In order to calculate which of the two variants (longer-term or short-term) is the better one, the term of the longer commitment is used as the basis for the time period. It is assumed that in the case of the variant with the shorter fixed-interest period, a follow-up loan will be taken out until the end of the longer fixed-interest period. At the end of the period remains with both variants a residual debt in identical amount. The result shows the interest rate up to which it is worthwhile to take out a loan with a shorter fixed-interest period for follow-up financing.
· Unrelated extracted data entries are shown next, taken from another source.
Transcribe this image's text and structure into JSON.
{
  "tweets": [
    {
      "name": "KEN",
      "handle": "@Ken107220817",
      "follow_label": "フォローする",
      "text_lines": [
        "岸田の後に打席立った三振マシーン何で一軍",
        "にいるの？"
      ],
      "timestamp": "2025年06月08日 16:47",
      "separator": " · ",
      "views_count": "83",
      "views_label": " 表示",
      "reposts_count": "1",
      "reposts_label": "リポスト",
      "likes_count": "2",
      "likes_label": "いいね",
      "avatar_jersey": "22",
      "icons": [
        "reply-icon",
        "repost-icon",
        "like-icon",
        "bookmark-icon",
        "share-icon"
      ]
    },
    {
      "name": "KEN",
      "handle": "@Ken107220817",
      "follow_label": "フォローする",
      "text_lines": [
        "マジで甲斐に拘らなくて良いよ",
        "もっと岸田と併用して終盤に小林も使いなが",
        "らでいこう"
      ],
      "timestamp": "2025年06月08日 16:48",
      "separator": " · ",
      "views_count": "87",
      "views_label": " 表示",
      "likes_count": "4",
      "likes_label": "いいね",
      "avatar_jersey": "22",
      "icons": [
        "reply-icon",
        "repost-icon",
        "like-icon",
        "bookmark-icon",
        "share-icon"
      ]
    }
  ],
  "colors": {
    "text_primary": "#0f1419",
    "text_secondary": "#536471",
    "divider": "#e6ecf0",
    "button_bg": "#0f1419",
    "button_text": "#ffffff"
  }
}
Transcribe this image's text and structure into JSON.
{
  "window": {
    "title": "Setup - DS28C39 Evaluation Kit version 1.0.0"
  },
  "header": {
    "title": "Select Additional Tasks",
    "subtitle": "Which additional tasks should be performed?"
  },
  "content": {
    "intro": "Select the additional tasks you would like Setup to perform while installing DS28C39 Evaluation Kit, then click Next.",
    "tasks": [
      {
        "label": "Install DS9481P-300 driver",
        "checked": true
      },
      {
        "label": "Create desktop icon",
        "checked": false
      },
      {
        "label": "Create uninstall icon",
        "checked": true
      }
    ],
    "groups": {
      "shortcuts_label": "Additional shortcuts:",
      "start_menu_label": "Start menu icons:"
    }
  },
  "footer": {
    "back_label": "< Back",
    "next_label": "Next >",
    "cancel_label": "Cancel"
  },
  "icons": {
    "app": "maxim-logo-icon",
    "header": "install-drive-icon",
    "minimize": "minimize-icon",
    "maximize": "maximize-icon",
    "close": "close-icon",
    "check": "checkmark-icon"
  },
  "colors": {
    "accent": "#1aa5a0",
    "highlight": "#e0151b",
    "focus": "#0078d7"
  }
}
Comparison of short and long fixed interest periods

A builder will wonder why they still need a calculator for a borrowing rate calculation for their construction or home purchase. In addition to the fixed interest rate, banks usually quote the APR in their real estate financing offers. The shorter a fixed interest rate is, the more favorable the interest rates usually are. When the fixed interest rate then expires, an increase in interest rates is clearly noticeable, in contrast to a longer fixed interest rate period. In contrast, a long commitment, such as fifteen years, has the advantage that the builder can count on a fixed size in his construction financing during this period, because the interest rates have been agreed to be fixed.